The lady at the nurse's office recommended that I come see the nurse at the office. She said this with a kind of annoyed voice, as if to question how I dare ask for medical advice over the phone, when the nurse's office is a convenient 76,000,000 miles from Cone Dorm and my level of personal pain hadn't quite reached “knife wound” levels yet. I had a flash of anger when I heard this, but I didn't let myself say anything. Instead, I turned on my “pathetic mode.” You see, when I'm sick, I have only two possible moods – really mean and sarcastic, or incredibly self-pitying. I decided that in this case, the latter was the more diplomatic choice, and so I meekly said “ok” and walked across the entirety of Harding campus to the nurse's office, only to discover that the whole population of Cathcart Hall was apparently in line ahead of me to see the nurse. I signed the paper and waited, squirming, in the couch, until the nurse called me, by which time I had heard about as much as I could take of a locally televised bluegrass band.
The nurse asked me many calm and collected questions, trying to decide what was causing my discomfort, when all I really cared about at the time was ending the discomfort. She suggested I go to a doctor. I made a mental note – going to the school nurse never helps anything.

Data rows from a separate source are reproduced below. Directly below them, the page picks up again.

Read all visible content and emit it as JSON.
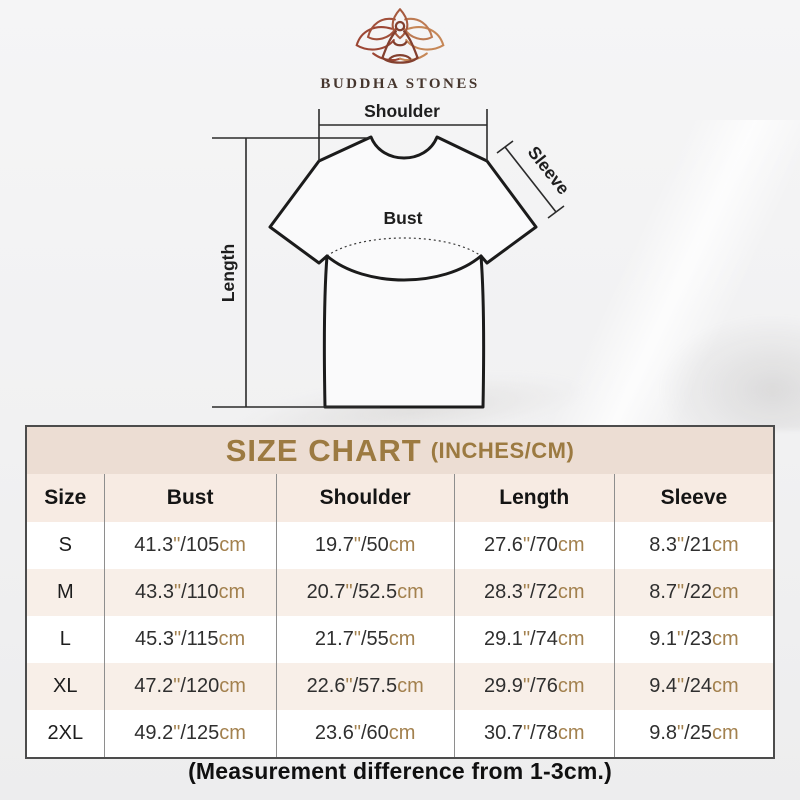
{
  "brand": {
    "name": "BUDDHA STONES"
  },
  "diagram": {
    "labels": {
      "shoulder": "Shoulder",
      "sleeve": "Sleeve",
      "bust": "Bust",
      "length": "Length"
    }
  },
  "table": {
    "title": "SIZE CHART",
    "title_suffix": "(INCHES/CM)",
    "headers": [
      "Size",
      "Bust",
      "Shoulder",
      "Length",
      "Sleeve"
    ],
    "tokens": {
      "inch_mark": "\"",
      "slash": "/",
      "cm_suffix": "cm"
    },
    "rows": [
      {
        "size": "S",
        "bust": {
          "in": "41.3",
          "cm": "105"
        },
        "shoulder": {
          "in": "19.7",
          "cm": "50"
        },
        "length": {
          "in": "27.6",
          "cm": "70"
        },
        "sleeve": {
          "in": "8.3",
          "cm": "21"
        }
      },
      {
        "size": "M",
        "bust": {
          "in": "43.3",
          "cm": "110"
        },
        "shoulder": {
          "in": "20.7",
          "cm": "52.5"
        },
        "length": {
          "in": "28.3",
          "cm": "72"
        },
        "sleeve": {
          "in": "8.7",
          "cm": "22"
        }
      },
      {
        "size": "L",
        "bust": {
          "in": "45.3",
          "cm": "115"
        },
        "shoulder": {
          "in": "21.7",
          "cm": "55"
        },
        "length": {
          "in": "29.1",
          "cm": "74"
        },
        "sleeve": {
          "in": "9.1",
          "cm": "23"
        }
      },
      {
        "size": "XL",
        "bust": {
          "in": "47.2",
          "cm": "120"
        },
        "shoulder": {
          "in": "22.6",
          "cm": "57.5"
        },
        "length": {
          "in": "29.9",
          "cm": "76"
        },
        "sleeve": {
          "in": "9.4",
          "cm": "24"
        }
      },
      {
        "size": "2XL",
        "bust": {
          "in": "49.2",
          "cm": "125"
        },
        "shoulder": {
          "in": "23.6",
          "cm": "60"
        },
        "length": {
          "in": "30.7",
          "cm": "78"
        },
        "sleeve": {
          "in": "9.8",
          "cm": "25"
        }
      }
    ],
    "caption": "(Measurement difference from 1-3cm.)"
  },
  "colors": {
    "title_band_bg": "#ecddd3",
    "title_text": "#9c7a41",
    "header_row_bg": "#f7ebe3",
    "alt_row_bg": "#f8efe8",
    "gold_accent": "#a3814e",
    "table_border": "#4c4c4c",
    "logo_red": "#a14f3a",
    "logo_tan": "#c07a52"
  }
}
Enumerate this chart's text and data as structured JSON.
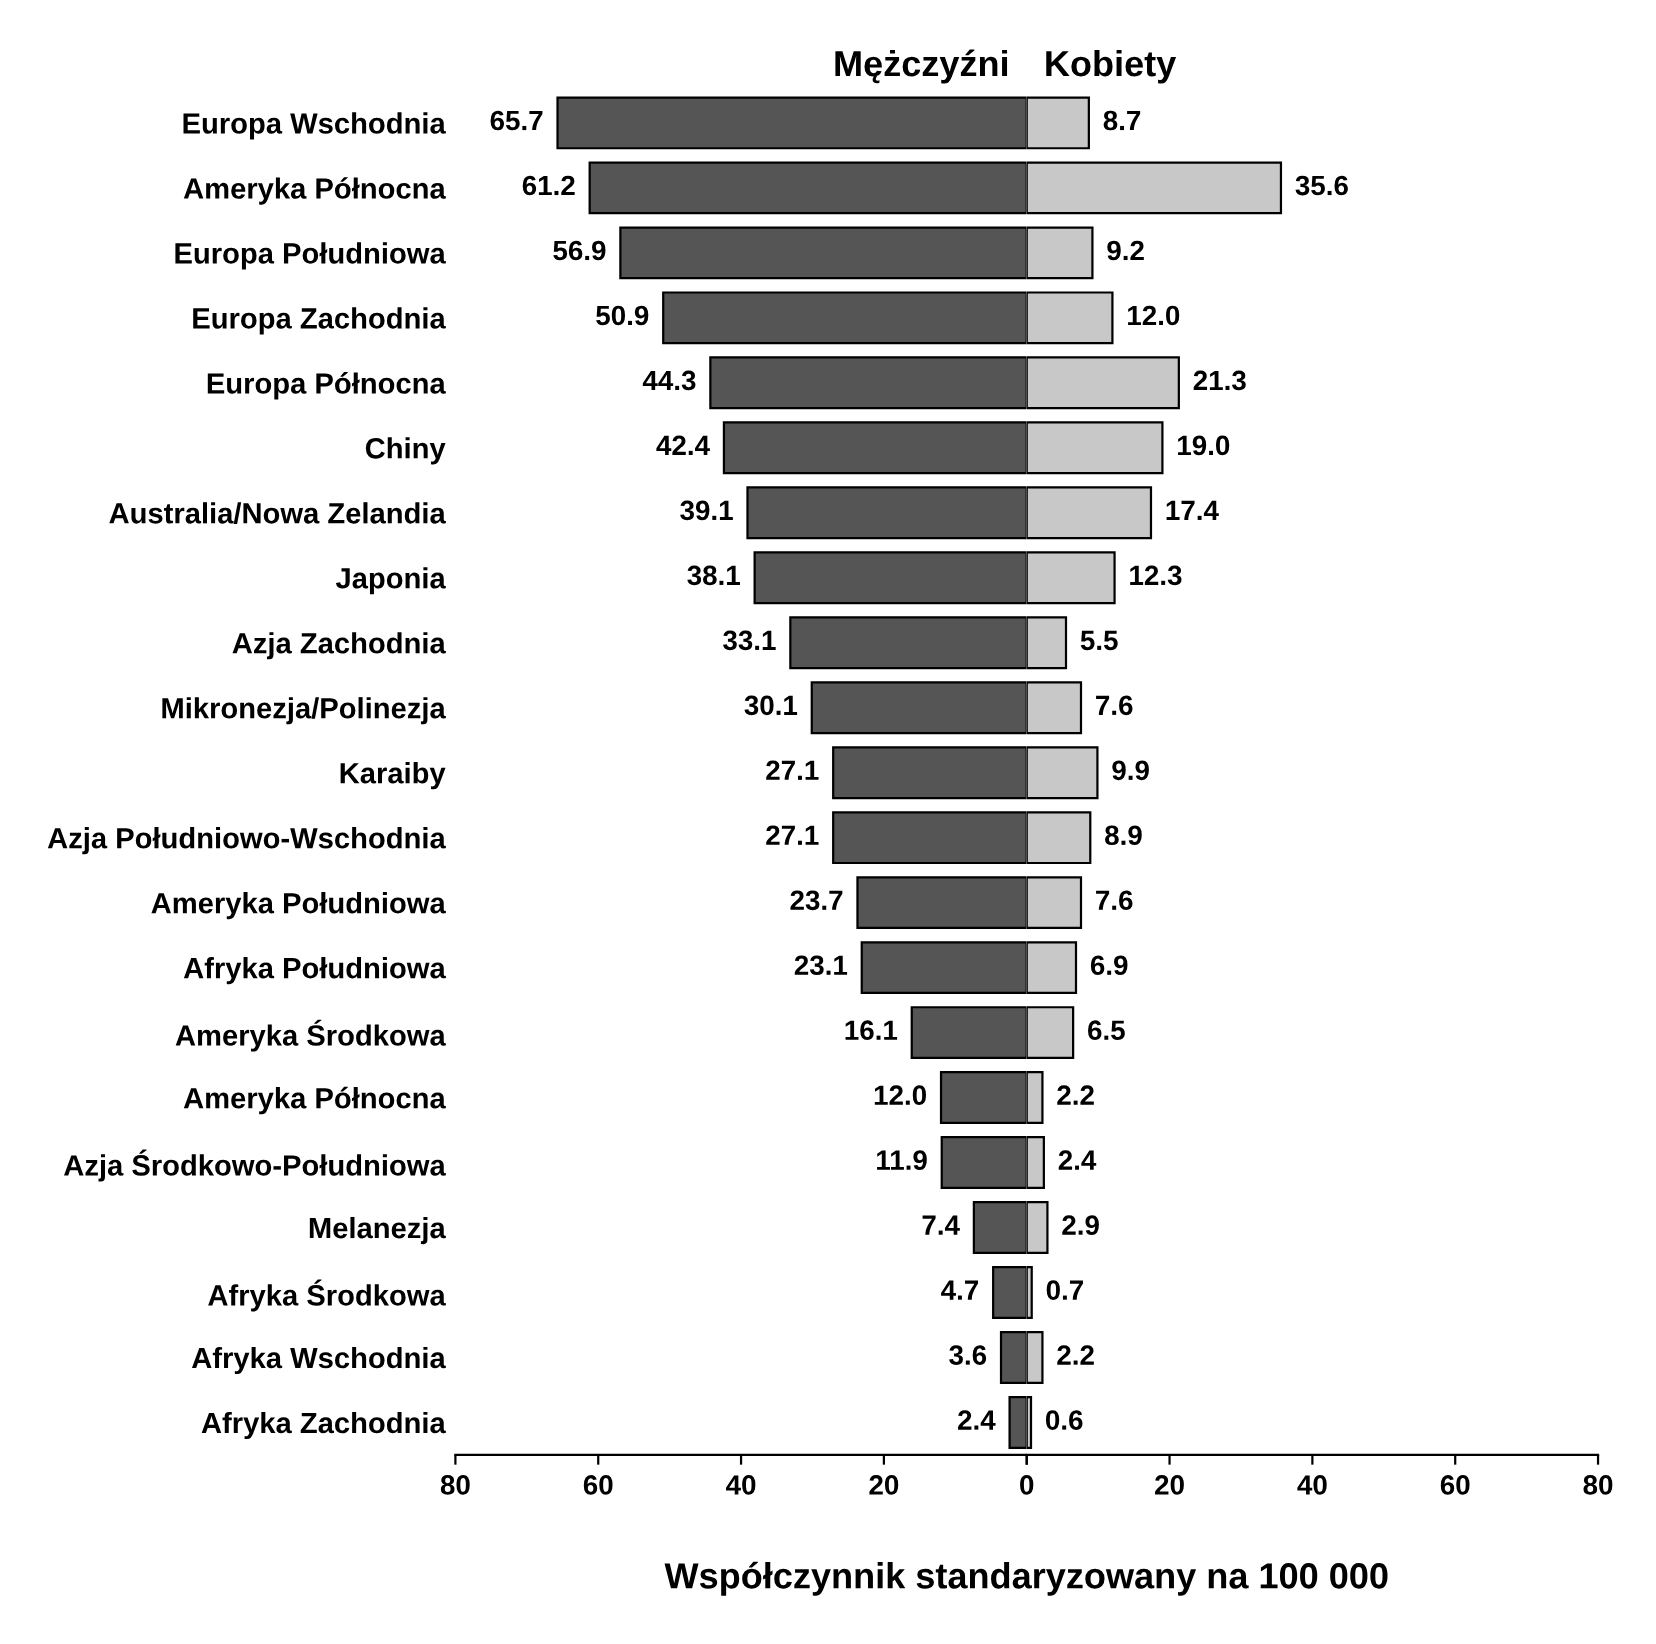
{
  "chart_data": [
    {
      "type": "bar",
      "orientation": "horizontal",
      "xlabel": "Współczynnik standaryzowany na 100 000",
      "categories": [
        "Europa Wschodnia",
        "Ameryka Północna",
        "Europa Południowa",
        "Europa Zachodnia",
        "Europa Północna",
        "Chiny",
        "Australia/Nowa Zelandia",
        "Japonia",
        "Azja Zachodnia",
        "Mikronezja/Polinezja",
        "Karaiby",
        "Azja Południowo-Wschodnia",
        "Ameryka Południowa",
        "Afryka Południowa",
        "Ameryka Środkowa",
        "Ameryka Północna",
        "Azja Środkowo-Południowa",
        "Melanezja",
        "Afryka Środkowa",
        "Afryka Wschodnia",
        "Afryka Zachodnia"
      ],
      "series": [
        {
          "name": "Mężczyźni",
          "color": "#555555",
          "values": [
            65.7,
            61.2,
            56.9,
            50.9,
            44.3,
            42.4,
            39.1,
            38.1,
            33.1,
            30.1,
            27.1,
            27.1,
            23.7,
            23.1,
            16.1,
            12.0,
            11.9,
            7.4,
            4.7,
            3.6,
            2.4
          ],
          "value_labels": [
            "65.7",
            "61.2",
            "56.9",
            "50.9",
            "44.3",
            "42.4",
            "39.1",
            "38.1",
            "33.1",
            "30.1",
            "27.1",
            "27.1",
            "23.7",
            "23.1",
            "16.1",
            "12.0",
            "11.9",
            "7.4",
            "4.7",
            "3.6",
            "2.4"
          ]
        }
      ],
      "xlim": [
        80,
        0
      ],
      "xticks": [
        80,
        60,
        40,
        20,
        0
      ],
      "grid": false,
      "legend": false
    },
    {
      "type": "bar",
      "orientation": "horizontal",
      "categories": [
        null,
        null,
        null,
        null,
        null,
        null,
        null,
        null,
        null,
        null,
        null,
        null,
        null,
        null,
        null,
        null,
        null,
        null,
        null,
        null,
        null
      ],
      "series": [
        {
          "name": "Kobiety",
          "color": "#c8c8c8",
          "values": [
            8.7,
            35.6,
            9.2,
            12.0,
            21.3,
            19.0,
            17.4,
            12.3,
            5.5,
            7.6,
            9.9,
            8.9,
            7.6,
            6.9,
            6.5,
            2.2,
            2.4,
            2.9,
            0.7,
            2.2,
            0.6
          ],
          "value_labels": [
            "8.7",
            "35.6",
            "9.2",
            "12.0",
            "21.3",
            "19.0",
            "17.4",
            "12.3",
            "5.5",
            "7.6",
            "9.9",
            "8.9",
            "7.6",
            "6.9",
            "6.5",
            "2.2",
            "2.4",
            "2.9",
            "0.7",
            "2.2",
            "0.6"
          ]
        }
      ],
      "xlim": [
        0,
        80
      ],
      "xticks": [
        {
          "value": 0,
          "label": null
        },
        20,
        40,
        60,
        80
      ],
      "tick_labels": "x",
      "grid": false,
      "legend": false
    }
  ]
}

Anyway, I did end up seeing the doctor after a very long and miserable wait, and receiving a pain shot, which made me quite happy, as well as loopy. I filled a prescription at the pharmacy for the first time since I've left home, purchasing medication worth a sum total of approximately $879.56, which I naturally put on my parent's credit card.

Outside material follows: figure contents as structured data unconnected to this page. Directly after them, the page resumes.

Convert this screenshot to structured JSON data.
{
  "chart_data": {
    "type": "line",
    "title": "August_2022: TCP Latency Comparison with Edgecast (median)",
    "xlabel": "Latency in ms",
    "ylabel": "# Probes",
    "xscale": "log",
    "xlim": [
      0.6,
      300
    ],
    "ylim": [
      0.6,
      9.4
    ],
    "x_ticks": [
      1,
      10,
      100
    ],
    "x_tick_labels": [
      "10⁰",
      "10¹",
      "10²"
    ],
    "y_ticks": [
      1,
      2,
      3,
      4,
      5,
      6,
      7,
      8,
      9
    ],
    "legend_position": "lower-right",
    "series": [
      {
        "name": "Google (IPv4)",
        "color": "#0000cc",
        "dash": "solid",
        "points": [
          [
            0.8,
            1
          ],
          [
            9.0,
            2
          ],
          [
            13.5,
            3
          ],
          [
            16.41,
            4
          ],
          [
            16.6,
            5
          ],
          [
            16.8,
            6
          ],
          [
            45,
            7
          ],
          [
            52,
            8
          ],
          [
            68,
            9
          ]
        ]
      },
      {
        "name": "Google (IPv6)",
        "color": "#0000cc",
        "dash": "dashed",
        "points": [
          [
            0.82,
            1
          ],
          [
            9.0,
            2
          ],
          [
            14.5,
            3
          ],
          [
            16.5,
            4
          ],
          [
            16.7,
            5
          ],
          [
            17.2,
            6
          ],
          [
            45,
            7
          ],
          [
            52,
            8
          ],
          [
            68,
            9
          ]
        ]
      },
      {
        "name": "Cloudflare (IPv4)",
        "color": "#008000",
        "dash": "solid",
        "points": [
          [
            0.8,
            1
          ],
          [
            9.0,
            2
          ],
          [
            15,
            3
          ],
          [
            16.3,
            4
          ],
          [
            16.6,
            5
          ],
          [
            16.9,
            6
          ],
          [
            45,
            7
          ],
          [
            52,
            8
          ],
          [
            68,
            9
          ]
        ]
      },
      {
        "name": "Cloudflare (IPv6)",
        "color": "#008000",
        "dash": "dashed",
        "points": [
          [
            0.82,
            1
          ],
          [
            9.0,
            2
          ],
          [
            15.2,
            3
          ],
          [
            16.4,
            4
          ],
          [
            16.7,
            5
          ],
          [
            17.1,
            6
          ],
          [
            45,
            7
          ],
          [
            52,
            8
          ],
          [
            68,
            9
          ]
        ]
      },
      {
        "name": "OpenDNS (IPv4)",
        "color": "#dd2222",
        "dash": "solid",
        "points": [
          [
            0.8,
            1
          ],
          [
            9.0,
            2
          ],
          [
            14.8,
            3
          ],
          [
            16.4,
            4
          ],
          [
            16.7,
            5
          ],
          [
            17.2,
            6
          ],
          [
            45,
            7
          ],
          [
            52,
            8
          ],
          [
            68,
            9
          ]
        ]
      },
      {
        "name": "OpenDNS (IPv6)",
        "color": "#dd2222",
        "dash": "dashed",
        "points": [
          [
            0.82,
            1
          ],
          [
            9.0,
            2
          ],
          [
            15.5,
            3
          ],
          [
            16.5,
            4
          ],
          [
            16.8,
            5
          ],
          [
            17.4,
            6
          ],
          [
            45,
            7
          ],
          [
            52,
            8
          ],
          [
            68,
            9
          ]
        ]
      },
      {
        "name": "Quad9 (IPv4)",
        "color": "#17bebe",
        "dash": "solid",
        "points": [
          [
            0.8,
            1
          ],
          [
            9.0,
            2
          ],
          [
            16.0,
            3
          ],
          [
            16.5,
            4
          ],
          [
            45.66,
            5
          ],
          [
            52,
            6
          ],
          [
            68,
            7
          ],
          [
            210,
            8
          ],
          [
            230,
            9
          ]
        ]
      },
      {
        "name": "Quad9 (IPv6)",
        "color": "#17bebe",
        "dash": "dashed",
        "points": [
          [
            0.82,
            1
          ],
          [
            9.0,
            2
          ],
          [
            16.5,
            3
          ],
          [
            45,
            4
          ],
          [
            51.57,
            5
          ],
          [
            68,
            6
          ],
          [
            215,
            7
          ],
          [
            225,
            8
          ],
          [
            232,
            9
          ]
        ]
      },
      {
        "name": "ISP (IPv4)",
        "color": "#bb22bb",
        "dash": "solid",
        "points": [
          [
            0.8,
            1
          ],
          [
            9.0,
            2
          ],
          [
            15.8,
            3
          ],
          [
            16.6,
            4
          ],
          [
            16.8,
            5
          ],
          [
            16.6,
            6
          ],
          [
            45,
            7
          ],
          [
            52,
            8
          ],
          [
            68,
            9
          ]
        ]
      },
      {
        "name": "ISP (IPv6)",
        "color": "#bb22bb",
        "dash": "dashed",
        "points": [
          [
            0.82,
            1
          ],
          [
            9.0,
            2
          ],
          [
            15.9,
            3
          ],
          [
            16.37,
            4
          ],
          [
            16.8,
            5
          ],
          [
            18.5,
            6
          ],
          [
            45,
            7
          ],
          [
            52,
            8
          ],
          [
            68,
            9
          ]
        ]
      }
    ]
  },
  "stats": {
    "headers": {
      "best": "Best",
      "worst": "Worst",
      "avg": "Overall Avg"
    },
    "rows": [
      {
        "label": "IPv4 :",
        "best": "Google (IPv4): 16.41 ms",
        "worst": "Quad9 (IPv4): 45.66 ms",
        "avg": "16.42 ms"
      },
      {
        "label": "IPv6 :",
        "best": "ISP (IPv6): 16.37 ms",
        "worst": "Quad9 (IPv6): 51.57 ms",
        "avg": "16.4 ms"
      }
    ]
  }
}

Saturday, though, I had my roommate take me to the ER, because the little red pills intended to stifle the pain weren't working at all, and I wasn't ready to spend the entire weekend the same way I had spent Friday. The ER experience was kind of neat, what with the IV and the wheelchair and the big X-ray machine, although it did take over five hours, the entirety of which my roommate spent in the waiting room with a book from the Otherland series. The Otherland series is a very good choice for excessive waiting periods because each chapter is maybe 9,000 pages long. Nonetheless, I felt guilty for being the cause of what must have been intense boredom on his part, while I was in a darkened room enjoying anti-inflammatory medication intravenously.
But I'm glad I went to the ER nonetheless, because I can now say quite definitively that I had a kidney stone, not a very large one, but a kidney stone nonetheless. So it's not gas, it's not a strained abdominal muscle, it's a kidney stone, dang it! So stop looking at me like I'm making this up! Errghhh ... ok, I'm better now. Mmm ... codeine's kicking in... that's the stuff...

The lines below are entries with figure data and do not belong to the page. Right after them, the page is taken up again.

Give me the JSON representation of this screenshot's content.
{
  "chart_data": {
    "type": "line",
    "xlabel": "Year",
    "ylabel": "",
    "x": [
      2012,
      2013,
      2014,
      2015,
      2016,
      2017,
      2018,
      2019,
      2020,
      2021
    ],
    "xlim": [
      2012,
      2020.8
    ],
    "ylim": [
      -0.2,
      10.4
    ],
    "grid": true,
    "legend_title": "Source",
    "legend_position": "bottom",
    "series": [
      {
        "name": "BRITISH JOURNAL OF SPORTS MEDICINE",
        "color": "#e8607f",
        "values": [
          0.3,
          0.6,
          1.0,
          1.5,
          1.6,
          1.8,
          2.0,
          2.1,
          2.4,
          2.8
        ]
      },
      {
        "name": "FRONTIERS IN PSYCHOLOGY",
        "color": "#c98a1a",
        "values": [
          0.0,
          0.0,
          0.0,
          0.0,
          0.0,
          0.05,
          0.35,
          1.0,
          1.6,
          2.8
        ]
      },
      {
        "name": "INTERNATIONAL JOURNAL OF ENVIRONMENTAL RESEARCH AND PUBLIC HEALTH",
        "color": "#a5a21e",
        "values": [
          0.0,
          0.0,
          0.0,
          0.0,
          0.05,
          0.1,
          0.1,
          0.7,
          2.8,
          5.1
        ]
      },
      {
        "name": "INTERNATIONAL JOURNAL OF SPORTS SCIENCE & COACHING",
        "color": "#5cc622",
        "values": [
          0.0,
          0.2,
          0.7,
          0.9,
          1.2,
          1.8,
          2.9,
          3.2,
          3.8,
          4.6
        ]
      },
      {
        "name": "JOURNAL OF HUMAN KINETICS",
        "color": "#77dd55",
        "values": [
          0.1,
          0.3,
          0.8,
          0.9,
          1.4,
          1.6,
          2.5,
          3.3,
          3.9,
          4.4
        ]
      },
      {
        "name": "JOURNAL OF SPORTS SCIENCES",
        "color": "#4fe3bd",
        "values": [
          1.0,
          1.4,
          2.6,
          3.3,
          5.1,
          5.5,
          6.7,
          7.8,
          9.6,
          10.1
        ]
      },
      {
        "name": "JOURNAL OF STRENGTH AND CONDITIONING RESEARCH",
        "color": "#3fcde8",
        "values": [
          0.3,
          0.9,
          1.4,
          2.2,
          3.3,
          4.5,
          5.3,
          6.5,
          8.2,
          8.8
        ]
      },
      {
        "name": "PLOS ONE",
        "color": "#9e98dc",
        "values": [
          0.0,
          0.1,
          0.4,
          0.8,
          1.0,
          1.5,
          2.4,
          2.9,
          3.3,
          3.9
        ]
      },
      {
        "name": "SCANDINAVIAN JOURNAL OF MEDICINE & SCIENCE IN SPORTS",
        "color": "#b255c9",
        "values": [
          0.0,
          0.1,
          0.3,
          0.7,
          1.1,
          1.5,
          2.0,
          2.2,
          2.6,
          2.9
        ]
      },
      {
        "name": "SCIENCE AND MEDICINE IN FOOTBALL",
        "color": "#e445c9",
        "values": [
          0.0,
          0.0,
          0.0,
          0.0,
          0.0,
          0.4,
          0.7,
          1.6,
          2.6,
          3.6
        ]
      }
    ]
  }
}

I now also have the extreme privilege of getting to “filter” my urine, meaning I have to pee through a funnel with a piece of mesh on the end, so that when the stone comes, I can bring in to the doctor's office for analysis, or maybe fashion a piece of jewelry out of it. However, peeing through a filter isn't quite as fun as it might, at first, appear. As a direct result of attending a high school where the bathrooms were locked 24 hours a day for “security reasons,” I have learned to not go to the bathroom until I absolutely have to, meaning that when I urinate, it comes out at forces nearing that of a fire hose. This means that, when the stream hits the filter, instead of trickling merrily through the mesh, it rebounds violently against the walls of the bathroom, so that I have had to learn to hold off the pressure. It now takes me minutes to pee where it used to take nanoseconds.
Still, at least the worst of it seems to be over, and I can finally get started being productive. But I'd rather write C-Files.